Wyden alternated questions between students and the public.

On other issues, Wyden:

• Continues to oppose federal officials’ push for technology companies to allow law enforcement access to encrypted data under specified circumstances.

“I have pointed out that if that is the policy, when the good guys get keys, you can be sure the bad guys are going to get keys,” said Wyden, who is on the Senate Intelligence Committee.

After asking a student and receiving an accurate answer about encrypted data, Wyden added: “How are you going to feel about buying products that the U.S. government says we should build weaknesses into them?”

• Opposes recent mass deportations of undocumented immigrants by the federal government, but continues to suppose immigration-law changes similar to those approved by the Senate in 2013.

“My sense is that the only way we are going to get this changed is through real immigration reform that creates an opportunity for people … to have a path to citizenship.”

• Says there’s more Congress can do to curb the rising costs of prescription drugs and proliferation of high-deductible plans that require people to spend thousands beforehand for coverage to kick in.

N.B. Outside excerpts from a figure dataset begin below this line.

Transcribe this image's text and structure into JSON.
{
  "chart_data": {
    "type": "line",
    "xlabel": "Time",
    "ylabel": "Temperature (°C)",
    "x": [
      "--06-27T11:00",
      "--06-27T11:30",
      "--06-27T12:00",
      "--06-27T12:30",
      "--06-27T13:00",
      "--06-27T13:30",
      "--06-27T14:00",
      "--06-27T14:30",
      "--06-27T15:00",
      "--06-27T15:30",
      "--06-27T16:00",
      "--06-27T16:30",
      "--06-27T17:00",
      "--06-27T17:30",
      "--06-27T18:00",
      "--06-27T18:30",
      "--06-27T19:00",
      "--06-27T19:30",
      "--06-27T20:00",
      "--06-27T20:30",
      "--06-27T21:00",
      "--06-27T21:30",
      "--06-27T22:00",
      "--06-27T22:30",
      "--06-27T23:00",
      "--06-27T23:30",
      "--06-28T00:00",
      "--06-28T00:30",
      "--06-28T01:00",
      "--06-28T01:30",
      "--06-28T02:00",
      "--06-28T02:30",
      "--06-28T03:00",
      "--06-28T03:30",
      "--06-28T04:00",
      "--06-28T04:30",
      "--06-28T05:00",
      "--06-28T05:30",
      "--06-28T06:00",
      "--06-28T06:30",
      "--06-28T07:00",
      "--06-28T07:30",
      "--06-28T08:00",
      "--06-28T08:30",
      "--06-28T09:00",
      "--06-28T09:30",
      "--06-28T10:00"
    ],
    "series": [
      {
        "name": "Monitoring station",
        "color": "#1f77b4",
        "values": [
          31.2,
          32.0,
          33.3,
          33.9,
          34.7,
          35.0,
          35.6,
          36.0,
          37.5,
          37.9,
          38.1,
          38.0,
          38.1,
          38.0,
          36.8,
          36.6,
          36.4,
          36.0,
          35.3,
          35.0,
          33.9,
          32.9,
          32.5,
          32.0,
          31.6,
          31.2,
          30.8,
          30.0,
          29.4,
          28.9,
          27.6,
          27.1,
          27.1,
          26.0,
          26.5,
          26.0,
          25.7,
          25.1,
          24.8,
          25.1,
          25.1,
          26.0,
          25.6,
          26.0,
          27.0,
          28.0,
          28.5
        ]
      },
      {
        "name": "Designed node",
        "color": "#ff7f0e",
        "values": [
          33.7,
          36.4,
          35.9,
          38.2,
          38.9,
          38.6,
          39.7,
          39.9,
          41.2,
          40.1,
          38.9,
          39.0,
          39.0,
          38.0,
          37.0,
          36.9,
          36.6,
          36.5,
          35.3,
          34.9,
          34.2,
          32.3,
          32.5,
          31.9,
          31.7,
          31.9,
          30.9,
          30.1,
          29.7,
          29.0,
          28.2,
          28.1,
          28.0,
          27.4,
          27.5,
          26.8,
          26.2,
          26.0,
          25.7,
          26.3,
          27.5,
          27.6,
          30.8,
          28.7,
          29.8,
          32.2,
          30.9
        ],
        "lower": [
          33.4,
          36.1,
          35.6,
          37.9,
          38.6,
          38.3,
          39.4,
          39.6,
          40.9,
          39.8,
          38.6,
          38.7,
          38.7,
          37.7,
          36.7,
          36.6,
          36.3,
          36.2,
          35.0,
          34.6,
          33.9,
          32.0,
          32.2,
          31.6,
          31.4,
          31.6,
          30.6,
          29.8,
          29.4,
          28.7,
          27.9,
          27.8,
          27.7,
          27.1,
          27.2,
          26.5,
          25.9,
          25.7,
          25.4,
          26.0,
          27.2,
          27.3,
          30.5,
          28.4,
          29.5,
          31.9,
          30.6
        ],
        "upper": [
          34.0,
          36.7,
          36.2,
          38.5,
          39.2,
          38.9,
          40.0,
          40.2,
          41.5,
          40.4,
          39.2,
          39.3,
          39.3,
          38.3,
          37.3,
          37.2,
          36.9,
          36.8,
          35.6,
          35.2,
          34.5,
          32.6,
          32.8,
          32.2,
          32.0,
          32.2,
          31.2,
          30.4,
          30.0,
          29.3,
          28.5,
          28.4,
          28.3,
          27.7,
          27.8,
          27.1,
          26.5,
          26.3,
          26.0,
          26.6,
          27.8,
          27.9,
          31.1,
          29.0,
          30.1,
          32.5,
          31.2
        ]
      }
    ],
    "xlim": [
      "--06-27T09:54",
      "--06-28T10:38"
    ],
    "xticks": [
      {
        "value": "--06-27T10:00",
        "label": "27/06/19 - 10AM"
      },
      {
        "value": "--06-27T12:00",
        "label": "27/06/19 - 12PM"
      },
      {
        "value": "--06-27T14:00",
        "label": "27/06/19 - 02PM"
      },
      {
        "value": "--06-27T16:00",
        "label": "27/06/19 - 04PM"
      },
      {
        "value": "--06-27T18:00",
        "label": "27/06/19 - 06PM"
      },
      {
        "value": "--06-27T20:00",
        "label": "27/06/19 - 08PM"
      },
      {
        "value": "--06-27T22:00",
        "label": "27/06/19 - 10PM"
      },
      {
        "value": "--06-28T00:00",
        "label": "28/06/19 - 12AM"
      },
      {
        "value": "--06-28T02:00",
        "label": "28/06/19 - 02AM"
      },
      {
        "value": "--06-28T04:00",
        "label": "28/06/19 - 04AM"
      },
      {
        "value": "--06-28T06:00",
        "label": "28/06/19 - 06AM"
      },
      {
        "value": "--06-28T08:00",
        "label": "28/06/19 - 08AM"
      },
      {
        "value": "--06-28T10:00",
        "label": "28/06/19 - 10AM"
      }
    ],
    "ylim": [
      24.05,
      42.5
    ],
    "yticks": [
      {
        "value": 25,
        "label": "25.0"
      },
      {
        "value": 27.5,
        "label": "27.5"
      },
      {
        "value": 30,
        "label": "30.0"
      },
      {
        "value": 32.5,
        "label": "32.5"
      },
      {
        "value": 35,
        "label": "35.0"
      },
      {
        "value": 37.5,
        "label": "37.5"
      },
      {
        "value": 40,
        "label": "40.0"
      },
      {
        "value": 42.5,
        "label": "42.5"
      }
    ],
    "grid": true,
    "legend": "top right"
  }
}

But Wyden also said the 2010 Affordable Care Act, which he voted for, has extended coverage to 17 million people and barred insurance companies from denying them coverage based on pre-existing medical conditions.

“For those who say we just ought to get rid of it, I want to let people know we are not going back to the days in America when health care was for the healthy and wealthy. You can count on that.”

• Acknowledges that Medicare, the federal program of health insurance for people 65 and older, is not a pressing issue for his high school audience — but its growing ranks and rising costs have implications for the young.

“If we do not figure out how to hold down costs of Medicare, there is going to be less money for student loans, parks, water, transportation and the like," said Wyden, the senior Democrat on the Senate Finance Committee, which handles Medicare financing. "We are all in this lifeboat together.”

• Says the nation has a special obligation to military veterans, who like Social Security recipients and federal retirees did not get a cost-of-living increase this year because of how inflation is figured.

“We say to veterans that because you honor us with your service, we are going to be there for you in terms of health care, education and housing. The reality is that there are so many veterans falling between the cracks.